Thursday, June 9, 2011

A Day in the Life...

On Tuesday 7th June I was given the honour by the Chief of the local village to dressed as a Masai warrior for the day and lend a hand in herding the whole village's livestock. I was determined to take no short-cuts during this day so that I could gain the full Masai experience. The previous day I was forewarned about what would be facing me: starting from 8 a.m. through to 6 p.m. I was to have no food, and no water since Masai warriors only drink milk for breakfast and eat supper when the day is done. For those who know me well, this was going to be the toughest aspect of the day. Not only that, but also I would be exposed to the weather changes that frequently alter from boiling hot one minute to fairly cool the other. All this while I wear my bright, blood red Masai warrior dress complete with beaded necklaces, sword, club, and walking stick. Furthermore I was warned that it is not uncommon for lions to try their luck in capturing one of the cattle and if that were to happen they would expect me to do my best to scare them away (I had an alternate plan of simply running in the opposite direction... seems much easier).  The only two short-cuts I made that reduced the authenticity of the experience was:
1. Masai boys have to be circumsized in order to be accept as a warrior... although the offer was there for a ceremony to be arranged in my honour, I politely refused.
2. I had my doubts about surviving for 10 hours under the Masai sun without a drop of water... so I snuck under my clothes a 1/2 litre bottle of water.

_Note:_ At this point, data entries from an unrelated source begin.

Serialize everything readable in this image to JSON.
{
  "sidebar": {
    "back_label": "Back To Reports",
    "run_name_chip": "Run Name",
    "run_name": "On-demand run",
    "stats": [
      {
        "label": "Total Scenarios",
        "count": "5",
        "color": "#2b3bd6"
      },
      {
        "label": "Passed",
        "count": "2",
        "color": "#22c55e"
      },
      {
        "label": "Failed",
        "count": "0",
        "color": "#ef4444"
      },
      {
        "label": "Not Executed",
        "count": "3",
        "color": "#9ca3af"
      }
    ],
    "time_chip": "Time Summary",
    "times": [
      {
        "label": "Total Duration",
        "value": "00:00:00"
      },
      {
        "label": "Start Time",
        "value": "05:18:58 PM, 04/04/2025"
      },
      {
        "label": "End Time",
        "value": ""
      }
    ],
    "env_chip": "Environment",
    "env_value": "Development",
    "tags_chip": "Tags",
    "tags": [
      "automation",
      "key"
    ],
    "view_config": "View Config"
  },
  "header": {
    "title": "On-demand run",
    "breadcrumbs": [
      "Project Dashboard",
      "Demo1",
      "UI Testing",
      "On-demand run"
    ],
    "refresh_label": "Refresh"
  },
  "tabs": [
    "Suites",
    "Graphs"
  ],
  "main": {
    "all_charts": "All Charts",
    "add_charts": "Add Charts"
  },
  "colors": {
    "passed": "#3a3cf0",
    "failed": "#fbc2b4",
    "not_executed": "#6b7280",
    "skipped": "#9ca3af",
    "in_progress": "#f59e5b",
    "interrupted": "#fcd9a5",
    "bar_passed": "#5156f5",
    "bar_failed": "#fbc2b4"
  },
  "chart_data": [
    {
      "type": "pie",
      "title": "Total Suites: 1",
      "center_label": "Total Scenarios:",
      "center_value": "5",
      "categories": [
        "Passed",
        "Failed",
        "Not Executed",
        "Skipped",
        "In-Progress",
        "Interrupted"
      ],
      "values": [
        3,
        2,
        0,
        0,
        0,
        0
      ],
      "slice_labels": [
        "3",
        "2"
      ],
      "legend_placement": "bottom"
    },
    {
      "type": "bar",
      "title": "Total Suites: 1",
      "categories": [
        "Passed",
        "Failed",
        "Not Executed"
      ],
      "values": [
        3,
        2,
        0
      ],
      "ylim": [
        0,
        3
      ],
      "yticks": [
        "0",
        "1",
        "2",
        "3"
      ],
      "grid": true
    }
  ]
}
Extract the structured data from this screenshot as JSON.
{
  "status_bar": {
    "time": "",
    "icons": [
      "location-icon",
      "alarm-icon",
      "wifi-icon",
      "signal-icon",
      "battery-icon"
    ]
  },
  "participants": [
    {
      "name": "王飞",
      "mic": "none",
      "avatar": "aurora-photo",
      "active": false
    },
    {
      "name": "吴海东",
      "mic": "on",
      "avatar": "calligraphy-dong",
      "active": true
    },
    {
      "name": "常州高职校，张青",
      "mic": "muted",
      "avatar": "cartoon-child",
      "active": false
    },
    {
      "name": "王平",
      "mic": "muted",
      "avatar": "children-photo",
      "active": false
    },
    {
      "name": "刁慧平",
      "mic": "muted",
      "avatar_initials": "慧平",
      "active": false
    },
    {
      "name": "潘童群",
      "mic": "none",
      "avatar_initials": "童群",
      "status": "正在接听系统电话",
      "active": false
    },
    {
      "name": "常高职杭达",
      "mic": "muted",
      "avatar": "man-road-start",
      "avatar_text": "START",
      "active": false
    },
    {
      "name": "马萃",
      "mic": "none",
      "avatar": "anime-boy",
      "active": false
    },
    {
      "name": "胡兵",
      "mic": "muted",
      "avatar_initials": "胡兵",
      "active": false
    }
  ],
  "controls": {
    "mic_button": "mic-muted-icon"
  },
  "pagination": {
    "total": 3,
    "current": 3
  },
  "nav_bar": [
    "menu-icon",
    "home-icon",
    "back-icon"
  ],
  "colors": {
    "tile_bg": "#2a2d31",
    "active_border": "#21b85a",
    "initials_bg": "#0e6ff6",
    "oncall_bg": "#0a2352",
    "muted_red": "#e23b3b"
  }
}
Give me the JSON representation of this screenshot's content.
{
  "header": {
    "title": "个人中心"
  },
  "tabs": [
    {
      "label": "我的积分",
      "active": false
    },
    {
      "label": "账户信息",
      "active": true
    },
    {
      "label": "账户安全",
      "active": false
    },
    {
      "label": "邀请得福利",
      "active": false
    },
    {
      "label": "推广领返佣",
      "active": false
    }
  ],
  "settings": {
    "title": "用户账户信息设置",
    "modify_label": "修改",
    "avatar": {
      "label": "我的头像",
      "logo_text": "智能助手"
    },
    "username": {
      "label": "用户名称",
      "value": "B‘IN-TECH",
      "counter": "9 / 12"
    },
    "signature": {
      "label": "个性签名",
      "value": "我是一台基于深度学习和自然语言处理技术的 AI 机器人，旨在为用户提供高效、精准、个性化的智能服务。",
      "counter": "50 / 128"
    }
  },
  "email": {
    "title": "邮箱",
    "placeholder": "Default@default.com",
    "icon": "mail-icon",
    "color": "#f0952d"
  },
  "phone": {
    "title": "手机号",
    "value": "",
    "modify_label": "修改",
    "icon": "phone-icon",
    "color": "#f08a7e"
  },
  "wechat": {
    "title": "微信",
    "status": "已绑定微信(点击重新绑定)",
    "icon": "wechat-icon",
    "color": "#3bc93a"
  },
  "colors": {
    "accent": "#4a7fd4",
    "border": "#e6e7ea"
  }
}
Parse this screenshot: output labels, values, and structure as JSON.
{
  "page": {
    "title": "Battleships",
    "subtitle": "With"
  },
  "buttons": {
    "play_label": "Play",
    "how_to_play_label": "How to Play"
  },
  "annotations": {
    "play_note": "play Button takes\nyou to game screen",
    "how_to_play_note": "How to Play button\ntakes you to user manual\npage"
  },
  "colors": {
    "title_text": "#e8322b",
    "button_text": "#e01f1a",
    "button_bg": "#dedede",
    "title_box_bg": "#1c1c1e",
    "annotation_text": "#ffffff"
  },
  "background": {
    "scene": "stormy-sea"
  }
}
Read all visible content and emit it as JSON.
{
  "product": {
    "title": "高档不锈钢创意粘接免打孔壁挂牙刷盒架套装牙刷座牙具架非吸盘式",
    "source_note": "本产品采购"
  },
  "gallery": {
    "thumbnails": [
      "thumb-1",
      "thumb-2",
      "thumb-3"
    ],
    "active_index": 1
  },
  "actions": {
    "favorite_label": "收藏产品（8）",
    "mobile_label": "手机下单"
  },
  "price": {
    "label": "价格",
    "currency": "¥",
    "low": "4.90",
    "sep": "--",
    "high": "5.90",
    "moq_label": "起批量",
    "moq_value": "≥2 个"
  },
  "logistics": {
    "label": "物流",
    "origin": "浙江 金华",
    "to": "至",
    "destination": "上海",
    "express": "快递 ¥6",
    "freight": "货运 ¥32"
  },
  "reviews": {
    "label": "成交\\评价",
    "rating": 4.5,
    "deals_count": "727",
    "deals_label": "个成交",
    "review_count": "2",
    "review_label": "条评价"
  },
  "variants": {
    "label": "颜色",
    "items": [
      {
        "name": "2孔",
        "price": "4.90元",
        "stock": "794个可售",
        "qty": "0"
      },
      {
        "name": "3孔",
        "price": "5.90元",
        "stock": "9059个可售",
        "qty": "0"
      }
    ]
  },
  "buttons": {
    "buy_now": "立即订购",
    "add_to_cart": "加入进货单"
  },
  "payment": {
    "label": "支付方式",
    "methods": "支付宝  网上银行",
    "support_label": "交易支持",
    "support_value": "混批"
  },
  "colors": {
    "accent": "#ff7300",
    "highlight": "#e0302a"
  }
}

So at 8:00 a.m. I emerged from my room at the staff quarters fully dressed in my Masai attire. Since many employees have never seen a white-skinned person dress in such a uniform before, their expressions were a mixture of shock and laughter... many of those who are Masai then proceeded to offer me their sisters in marriage, again I politely refused claiming 'I'm too young to marry'. I met the other cattle herders outside the camp with their livestock numbering at 140! I sudeenly felt very apprehensive about losing one of them since the cows are the Masai livelyhood. With the cows all accounted for, Twangey, John, and I set off for our day's herding. First stop was to let the cows drink water from the natural mineral lake that was close by... on the other side of the Mara River. Either we went the long way round or we could cut straight through the river. Fortunately, for the sake of fun, we chose the latter. And so, with the hippos flanking us on either side watching with curiousity we coaxed our cows to cross the fast flowing river and finally, once the cows were safely over it was our turn. Needless to say I had a great time wading through the waist high river although I tried to ignore the fact that all it takes is one slip and the river would take me straight towards a group of bathing hippos. Nevertherless we successfully crossed the river and the cows drank to their hearts content from the salt later. Only then was I told that we had to cross back over the river but fortunately everything went smoothly and nobody was lost to the irate hippos.
But that wasn't the last we saw of them. 2 hours later while walking along side a large group of trees I turned a corner to my complete surprise there was a grazing hippo barely 10 metres away. Shock had made me incapable of moving so it was down to Twange to grap hold of my arm and motion for me to run for my life... which I gladly did. Luckily the hippo was facing away from us so he wasn't aware of our presense at all. 5 minutes later when we were sure that the hippo had gone we came out of our hiding place in the bushes and carried on with our work as if nothing happened (apparently stumbling across a hippo is a common occurance for the Masai so Twange and John treated it as just another day of work... I thought much differently).
The day wore on and the sun beat down upon my skin turning it the same colour as the blood red cloth I was wearing. The sandals on my feet were hard-soled and provided absolutely no cushioning for my feet as I stood and walked constantly for 10 hours... by the end it felt as though my ankle joints had eroded away. 3 o' clock passed by, 4 o'clock passed by, and by 5 o'clock I had not drunk water for 7 hours (I was not economical with the 1/2 litre bottle). So when we came upon the spring that the Masai use to collect their drinking water I happily drank 3-4 litres of some suspicious looking water, but it tasted like heaven and I didn't mind (I have no yet suffered any side effects so far so I think I'm in the clear of not catching a disease). By 6 o'clock I shuffled my feet back to Olonana and drank more and more water and feasted on two portions of everything that night. The stamina that these Masai warriors must have to do this every day is incredible; it was harder on the boday than any sports game I've ever played so far. I was also informed that no other guest in the our area of the Mara had ever undertaken an experience like this so I felt very privileged to be the first one to break the trend. At 9 o'clock I passed out in my bed and did not wake up till 12 hours later.